Saturday, March 25, 2017

Dandelions 1889




The Philadelphia Flower Show was in full bloom this past week. And here, in the most strong contrast to that show's sumptuous displays, is Isaak Levitan's Dandelions. The stems have been casually placed in a half-glazed clay vase. Wouldn't they look silly in silver or crystal?

Americans spend huge money getting rid of dandelions in their quest for the perfectly manicured, weed-free lawn. Many of us will remember as children picking dandelions as a gift for mother. In my childhood home, they were put in a jelly jar or juice glass. Dandelions are a sure sign of Springs arrival.

Dandelion flowers are short-lived. Indeed, Levitan shows some of them drooping and others gone to seed. That transition can happen overnight: the flowers fade, then turn into a ball of fluffy seeds that fly away in a breeze or when we blow on them.
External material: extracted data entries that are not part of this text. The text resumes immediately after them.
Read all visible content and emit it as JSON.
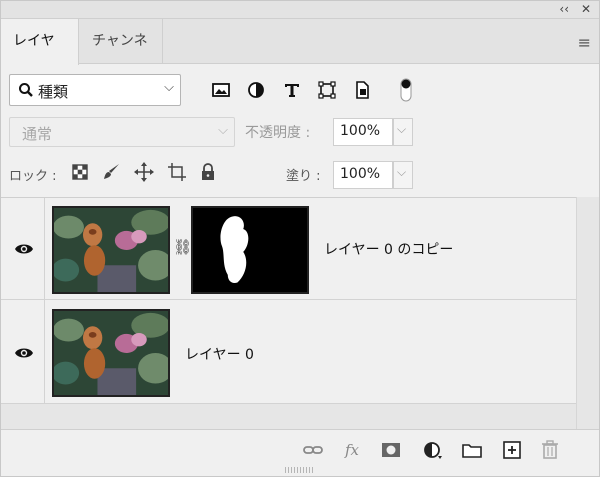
{
  "window": {
    "collapse_glyph": "‹‹",
    "close_glyph": "✕"
  },
  "tabs": [
    {
      "label": "レイヤー",
      "active": true
    },
    {
      "label": "チャンネル",
      "active": false
    }
  ],
  "panel_menu_icon": "hamburger-icon",
  "filter": {
    "selected": "種類",
    "icons": [
      "image-icon",
      "adjustment-icon",
      "type-icon",
      "shape-icon",
      "smart-object-icon",
      "filter-toggle-icon"
    ]
  },
  "blend_mode": {
    "selected": "通常"
  },
  "opacity": {
    "label": "不透明度 :",
    "value": "100%"
  },
  "lock": {
    "label": "ロック :",
    "icons": [
      "lock-transparent-icon",
      "lock-paint-icon",
      "lock-move-icon",
      "lock-artboard-icon",
      "lock-all-icon"
    ]
  },
  "fill": {
    "label": "塗り :",
    "value": "100%"
  },
  "layers": [
    {
      "name": "レイヤー 0 のコピー",
      "visible": true,
      "has_mask": true
    },
    {
      "name": "レイヤー 0",
      "visible": true,
      "has_mask": false
    }
  ],
  "bottom_toolbar": {
    "icons": [
      "link-icon",
      "fx-icon",
      "mask-icon",
      "adjustment-layer-icon",
      "group-folder-icon",
      "new-layer-icon",
      "trash-icon"
    ]
  },
  "colors": {
    "panel_bg": "#f0f0f0",
    "tab_bar_bg": "#e3e3e3",
    "mask_bg": "#000000"
  }
}
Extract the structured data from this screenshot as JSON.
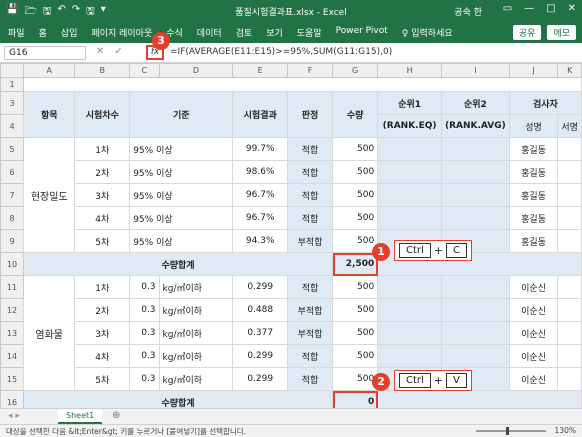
{
  "window": {
    "title": "품질시험결과표.xlsx - Excel",
    "user": "공숙 한",
    "quick_access": [
      "💾",
      "🗁",
      "🖫",
      "↶",
      "↷",
      "🖫",
      "▾"
    ],
    "controls": [
      "▭",
      "—",
      "□",
      "✕"
    ]
  },
  "ribbon": {
    "tabs": [
      "파일",
      "홈",
      "삽입",
      "페이지 레이아웃",
      "수식",
      "데이터",
      "검토",
      "보기",
      "도움말",
      "Power Pivot",
      "♀ 입력하세요"
    ],
    "share": "공유",
    "memo": "메모"
  },
  "formula_bar": {
    "name_box": "G16",
    "cancel": "✕",
    "enter": "✓",
    "fx": "fx",
    "formula": "=IF(AVERAGE(E11:E15)>=95%,SUM(G11:G15),0)"
  },
  "columns": [
    "A",
    "B",
    "C",
    "D",
    "E",
    "F",
    "G",
    "H",
    "I",
    "J",
    "K"
  ],
  "row_numbers": [
    "1",
    "3",
    "4",
    "5",
    "6",
    "7",
    "8",
    "9",
    "10",
    "11",
    "12",
    "13",
    "14",
    "15",
    "16"
  ],
  "headers": {
    "item": "항목",
    "order": "시험차수",
    "criteria": "기준",
    "result": "시험결과",
    "verdict": "판정",
    "qty": "수량",
    "rank1": "순위1",
    "rank1_sub": "(RANK.EQ)",
    "rank2": "순위2",
    "rank2_sub": "(RANK.AVG)",
    "tester": "검사자",
    "name": "성명",
    "sign": "서명"
  },
  "group1": {
    "label": "현장밀도",
    "rows": [
      {
        "order": "1차",
        "criteria": "95% 이상",
        "result": "99.7%",
        "verdict": "적합",
        "qty": "500",
        "tester": "홍길동"
      },
      {
        "order": "2차",
        "criteria": "95% 이상",
        "result": "98.6%",
        "verdict": "적합",
        "qty": "500",
        "tester": "홍길동"
      },
      {
        "order": "3차",
        "criteria": "95% 이상",
        "result": "96.7%",
        "verdict": "적합",
        "qty": "500",
        "tester": "홍길동"
      },
      {
        "order": "4차",
        "criteria": "95% 이상",
        "result": "96.7%",
        "verdict": "적합",
        "qty": "500",
        "tester": "홍길동"
      },
      {
        "order": "5차",
        "criteria": "95% 이상",
        "result": "94.3%",
        "verdict": "부적합",
        "qty": "500",
        "tester": "홍길동"
      }
    ],
    "total_label": "수량합계",
    "total_value": "2,500"
  },
  "group2": {
    "label": "염화물",
    "rows": [
      {
        "order": "1차",
        "criteria_num": "0.3",
        "criteria_unit": "kg/㎥이하",
        "result": "0.299",
        "verdict": "적합",
        "qty": "500",
        "tester": "이순신"
      },
      {
        "order": "2차",
        "criteria_num": "0.3",
        "criteria_unit": "kg/㎥이하",
        "result": "0.488",
        "verdict": "부적합",
        "qty": "500",
        "tester": "이순신"
      },
      {
        "order": "3차",
        "criteria_num": "0.3",
        "criteria_unit": "kg/㎥이하",
        "result": "0.377",
        "verdict": "부적합",
        "qty": "500",
        "tester": "이순신"
      },
      {
        "order": "4차",
        "criteria_num": "0.3",
        "criteria_unit": "kg/㎥이하",
        "result": "0.299",
        "verdict": "적합",
        "qty": "500",
        "tester": "이순신"
      },
      {
        "order": "5차",
        "criteria_num": "0.3",
        "criteria_unit": "kg/㎥이하",
        "result": "0.299",
        "verdict": "적합",
        "qty": "500",
        "tester": "이순신"
      }
    ],
    "total_label": "수량합계",
    "total_value": "0"
  },
  "callouts": {
    "one": {
      "num": "1",
      "key1": "Ctrl",
      "plus": "+",
      "key2": "C"
    },
    "two": {
      "num": "2",
      "key1": "Ctrl",
      "plus": "+",
      "key2": "V"
    },
    "three": {
      "num": "3"
    }
  },
  "sheet_tabs": {
    "active": "Sheet1",
    "add": "⊕",
    "nav": "◂ ▸"
  },
  "status_bar": {
    "message": "대상을 선택한 다음 &lt;Enter&gt; 키를 누르거나 [붙여넣기]를 선택합니다.",
    "zoom": "130%"
  },
  "colors": {
    "excel_green": "#217346",
    "highlight_red": "#e43f2b",
    "header_fill": "#dfeaf5"
  }
}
Dandelions are the most un-obtrusive of native flowers and for their short shelf-life, reminders of how fleeting we are.

Levitan might understand this better than most, his parents having died within two years of each other when he was a teenager. Doesn't it seem the older we grow the more aware we are of how quickly time flies. The sand streaming through the hour glass seems to move most quickly as times up draws near. 

"Well now, you who say, 'Today or tomorrow, we are off to this or that town; we are going to spend a year there, trading, and making some money.' You never know what will happen tomorrow; you are no more than a mist that appears for a little while and then disappears!" James 4:13,14

Someone might say, "I don't need to be reminded of that." I'm not so sure - I'd suggest we do need to be reminded because we're dragged or pushed along speedily with countless obligations and distractions that can leave us exhausted functionaries. The Psalmist knows to ask:


"Let me know how fleeting my life is, so I may learn wisdom of heart." Psalm 39:4

Notice the verse says, "so I may learn wisdom of heart" not wisdom of mind. There's a difference. Wisdom of mind could mean that I would learn intellectual things well. But of heart means that I would learn compassion: Let me remember that my life is fleeting so I might learn compassion.

Compassion is the ability to feel with living beings wherever they suffer. Compassion wishes for all to enjoy happiness, it feels concern for others and cherishes their well-being. 

Levitan, who knew poverty and sickness, and who died just a few days short of his fortieth birthday, and left more than a thousand paintings and sketches in his studio, seems to have known that we don't have forever. I'd stretch that thought a bit: We don't have forever to learn compassion and loving kindness.